Закончить трилогию, да еще звонко закончить — было главным делом моей
жизни. Я решил: «Ах, так ты струхнул…» Хотя я безмерно любил Володю. Мы
с ним никаких отношений не выясняли, потому что я понимал: зачем человека
ставить в положение, когда он должен оправдываться или врать?

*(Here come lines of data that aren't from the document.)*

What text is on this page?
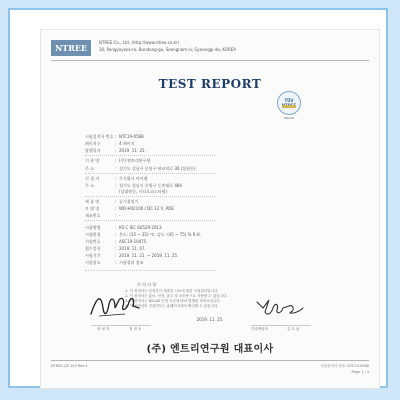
NTREE
NTREE Co., Ltd. (http://www.ntree.co.kr)
30, Pangyoyeok-ro, Bundang-gu, Seongnam-si, Gyeonggi-do, KOREA
TEST REPORT
TÜV
KOLAS
시험성적서 번호 : NTC19-0568
페이지수	: 4 페이지
발행일자	: 2019. 11. 25.
기 관 명	: (주) 엔트리연구원
주 소	: 경기도 성남시 분당구 판교역로 30 (삼평동)
신 청 자	: 주식회사 아이엠
주 소	: 경기도 성남시 중원구 둔촌대로 484
(상대원동, 시티오피스타워)
제 품 명	: 공기청정기
모 델 명	: WD-H02100 / DC 12 V, PDE
제조번호	: -
시험방법	: KS C IEC 60529:2013
시험환경	: 온도: (15 ~ 35) ℃, 습도: (45 ~ 75) % R.H.
시험번호	: ASC19-10475
접수일자	: 2019. 11. 07.
시험기간	: 2019. 11. 21. ~ 2019. 11. 25.
시험장소	: 시험결과 참조
주 의 사 항
1. 이 성적서는 신청자가 제출한 시료에 대한 시험결과입니다.
2. 이 성적서는 홍보, 선전, 광고 및 소송용으로 사용할 수 없습니다.
3. 이 성적서는 KOLAS 인정 기준에 따라 발행된 성적서입니다.
4. 이 성적서의 진위여부는 홈페이지에서 확인할 수 있습니다.
2019. 11. 25.
작 성 자	정 현 욱	기술책임자	김 도 윤
(주) 엔트리연구원 대표이사
NTREE-QP-103 Rev.3	시험성적서 번호: NTC19-0568
Page 1 / 4
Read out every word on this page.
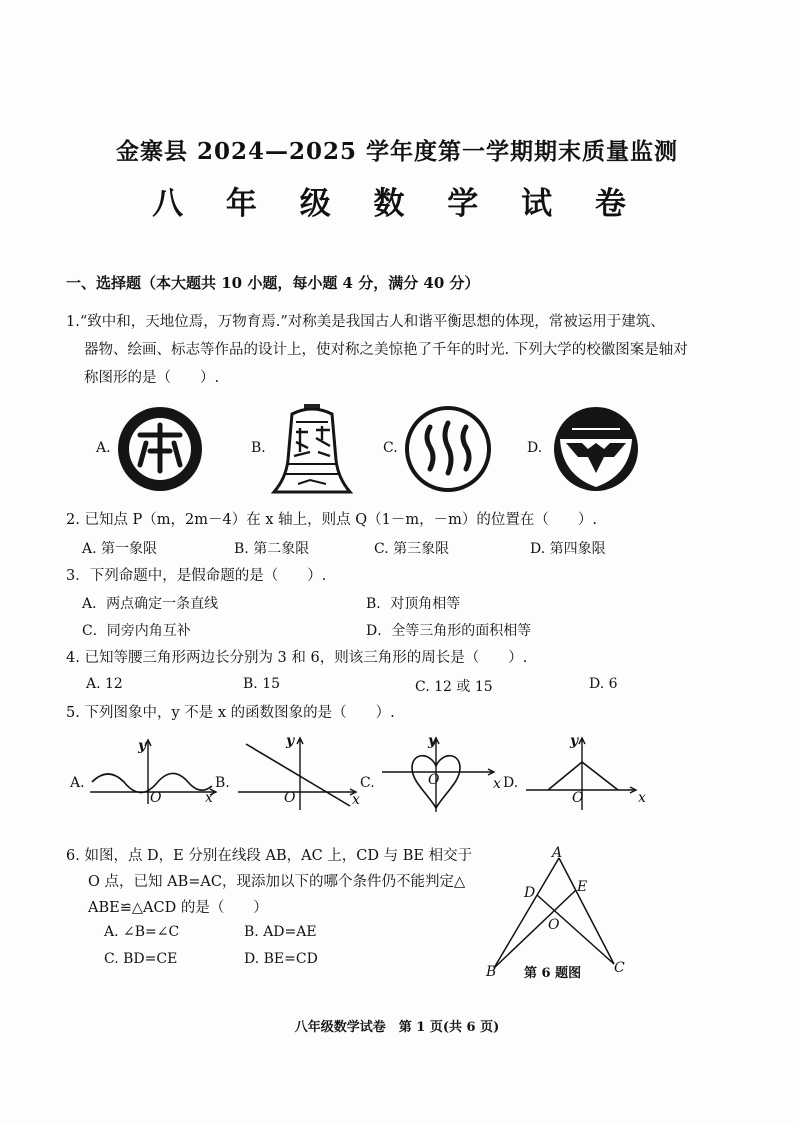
金寨县 2024—2025 学年度第一学期期末质量监测
八 年 级 数 学 试 卷
一、选择题（本大题共 10 小题，每小题 4 分，满分 40 分）
1.“致中和，天地位焉，万物育焉.”对称美是我国古人和谐平衡思想的体现，常被运用于建筑、
器物、绘画、标志等作品的设计上，使对称之美惊艳了千年的时光. 下列大学的校徽图案是轴对
称图形的是（　　）.
A.	B.	C.	D.
2. 已知点 P（m，2m－4）在 x 轴上，则点 Q（1－m，－m）的位置在（　　）.
A. 第一象限	B. 第二象限	C. 第三象限	D. 第四象限
3．下列命题中，是假命题的是（　　）.
A．两点确定一条直线	B．对顶角相等
C．同旁内角互补	D．全等三角形的面积相等
4. 已知等腰三角形两边长分别为 3 和 6，则该三角形的周长是（　　）.
A. 12	B. 15	C. 12 或 15	D. 6
5. 下列图象中，y 不是 x 的函数图象的是（　　）.
A.
y
O	x
B.
y
O	x
C.
y
O	x D.
y
O	x
6. 如图，点 D，E 分别在线段 AB，AC 上，CD 与 BE 相交于
O 点，已知 AB=AC，现添加以下的哪个条件仍不能判定△
ABE≌△ACD 的是（　　）
A. ∠B=∠C	B. AD=AE
C. BD=CE	D. BE=CD
A
D	E
O
B	C
第 6 题图
八年级数学试卷　第 1 页(共 6 页)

До встречи с Товстоноговым и Воробьевым, я не понимал, что такое
режиссер в театре. И только побывав в театре В. Фельзенштайна в Берлине, я
кое-что понял.
Когда я встретил Воробьева, мне казалось, что он по таланту превзошел
своего учителя, как ни сомнительно это звучит. Особенно это превосходство
ученика над учителем чувствовалось в музыкальных спектаклях. Все спектакли
Воробьева строятся на музыкальной канве. Он мыслил музыкальными
образами, и в одной из статей он написал, что во всех спектаклях — особенно в
музыкальных — ставит партитуру композитора, которая диктует темпоритм и
манеру поведения актеров на сцене.
Любовь наша с Воробьевым была взаимной. После репетиции мы брали
полколлектива, и Колкер вез всех куда-нибудь в ресторан обедать. Это было
роскошно, взахлеб, и я наконец-то понял, что мой режиссер — Воробьев, и
больше никто.
А тут я остался без Воробьева, да к тому же меня покинул мой соавтор Ким
Рыжов. И я решил: «А позвоню-ка я Товстоногову». Либреттистом оперы
«Смерть Тарелкина» стал В. Дреер (Вербин). Я пригласил Славу, зная его
тонкую поэтическую одаренность. Он сначала слегка опешил, но потом
согласился.
Мы довольно быстро сочинили первый акт. Иногда я писал музыку на
готовые стихи, иногда он стихи — на готовую музыку.
Я позвонил Георгию Александровичу: «Это говорит некий Колкер». —
«Да». — «Я хочу вам предложить музыкальное прочтение “Смерти
Тарелкина”». — «Видите ли, я когда-то читал эту пьесу и даже думал
поставить, но… Дайте мне подумать. Я сразу ответить не могу».
Он думал две с половиной недели. Все это время я почти лежал в обмороке.
Решалась моя судьба. Через две с половиной недели мне позвонила завлит БДТ
Дина Шварц и сказала: «Георгий Александрович прочел пьесу и считает, что
музыкальное прочтение “Смерти Тарелкина” невозможно. Поэтому он просил
его не беспокоить».
И тогда я приехал в театр и изловил его в знаменитом кабинете на втором
этаже. Он поднял на меня испуганные глаза, решив, что я, вероятно, маньяк.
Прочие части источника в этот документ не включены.